Commure has closed a $70 million round at a $7 billion post-money valuation, led by General Catalyst with participation from Sequoia Capital, Morgan Stanley, and Kirkland & Ellis. The valuation is the headline, but the number that matters to anyone shipping agents in production is operational: Commure says its autonomous agents now complete more than 85% of end-to-end revenue cycle management (RCM) work without human intervention.
The deployment footprint is the story
This is not a pilot. Commure's platform runs across 500+ healthcare organizations and 3,000+ sites of care, including 130+ of the nation's largest health systems — HCA Healthcare, Tenet Healthcare, and Willis Knighton Health among the named customers. The company processes tens of billions of dollars in annual claims and touches tens of millions of appointments a year, while orchestrating across 60+ EHR platforms.
That scale is the moat, not the model. RCM is a fragmented, integration-heavy workflow where the hard part is not reasoning but connecting to dozens of incompatible record systems and payer interfaces. A vendor that has already wired into 60-plus EHRs and the back offices of HCA and Tenet has a distribution advantage that a better foundation model alone cannot replicate.
Why RCM is a clean target for agents
Revenue cycle management is one of the few enterprise workflows with a crisp, dollar-denominated reward signal: a claim is either paid or denied. That makes it far more tractable for agentic systems than open-ended knowledge work, because correctness is measurable and the feedback loop is fast. Coding, claim submission, denial follow-up, and payer-rule navigation are repetitive, rules-bound, and expensive — exactly the profile where autonomous agents can show hard ROI.

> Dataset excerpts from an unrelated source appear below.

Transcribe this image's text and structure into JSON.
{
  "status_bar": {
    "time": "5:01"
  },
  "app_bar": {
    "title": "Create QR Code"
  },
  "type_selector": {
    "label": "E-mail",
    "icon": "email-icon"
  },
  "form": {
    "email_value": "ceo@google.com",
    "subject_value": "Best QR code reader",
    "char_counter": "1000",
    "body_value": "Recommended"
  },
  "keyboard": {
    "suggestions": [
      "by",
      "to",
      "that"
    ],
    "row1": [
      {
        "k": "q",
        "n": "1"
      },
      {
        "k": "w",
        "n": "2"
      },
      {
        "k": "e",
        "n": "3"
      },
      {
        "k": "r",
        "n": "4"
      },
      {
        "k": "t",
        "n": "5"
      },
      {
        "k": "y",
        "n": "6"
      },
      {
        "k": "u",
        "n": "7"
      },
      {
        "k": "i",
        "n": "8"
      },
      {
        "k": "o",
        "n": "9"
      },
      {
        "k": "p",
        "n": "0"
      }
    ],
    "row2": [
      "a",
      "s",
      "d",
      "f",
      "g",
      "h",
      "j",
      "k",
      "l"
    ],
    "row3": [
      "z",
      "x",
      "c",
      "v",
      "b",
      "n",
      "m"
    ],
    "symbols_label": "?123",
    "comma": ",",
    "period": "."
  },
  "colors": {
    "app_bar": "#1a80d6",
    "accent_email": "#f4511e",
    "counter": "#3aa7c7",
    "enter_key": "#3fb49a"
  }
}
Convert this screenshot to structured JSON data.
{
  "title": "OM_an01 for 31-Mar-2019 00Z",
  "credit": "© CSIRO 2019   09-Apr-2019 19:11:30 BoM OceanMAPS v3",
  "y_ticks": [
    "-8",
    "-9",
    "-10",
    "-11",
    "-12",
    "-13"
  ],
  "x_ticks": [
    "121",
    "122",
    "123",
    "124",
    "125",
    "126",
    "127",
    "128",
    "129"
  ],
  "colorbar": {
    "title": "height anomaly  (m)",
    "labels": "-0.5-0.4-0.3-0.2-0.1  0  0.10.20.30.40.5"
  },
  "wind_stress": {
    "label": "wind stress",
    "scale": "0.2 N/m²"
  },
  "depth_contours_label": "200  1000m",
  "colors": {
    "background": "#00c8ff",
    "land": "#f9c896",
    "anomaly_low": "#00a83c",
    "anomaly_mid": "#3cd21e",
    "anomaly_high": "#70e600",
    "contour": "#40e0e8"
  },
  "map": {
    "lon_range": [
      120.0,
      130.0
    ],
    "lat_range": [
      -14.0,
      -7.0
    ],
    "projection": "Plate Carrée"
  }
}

The architecturally interesting piece is what Commure calls a shared clinical intelligence layer — a cross-customer system that interprets denial patterns and navigates payer rules and alternative-payment-model guidelines. Pooling signal across 500+ organizations means each new denial reason or payer policy change improves the agents for everyone, a network effect that single-tenant deployments cannot match.
What it signals for enterprise AI
General Catalyst CEO Hemant Taneja characterized the bet as deploying "a robust system of autonomous agents" to run administrative workloads in modern ways. The capital is earmarked to extend the intelligence layer, scale RCM and practice-management tools into specialty practices and integrated delivery networks, and push into global markets.
The takeaway for builders: the durable enterprise-agent businesses emerging in 2026 are not the ones with the flashiest demos, but the ones embedded deep enough in a workflow to be measured in cash collected. An 85% no-touch rate on billions in claims is the kind of metric that survives an AI-spending correction — and it is the bar incumbents now have to clear.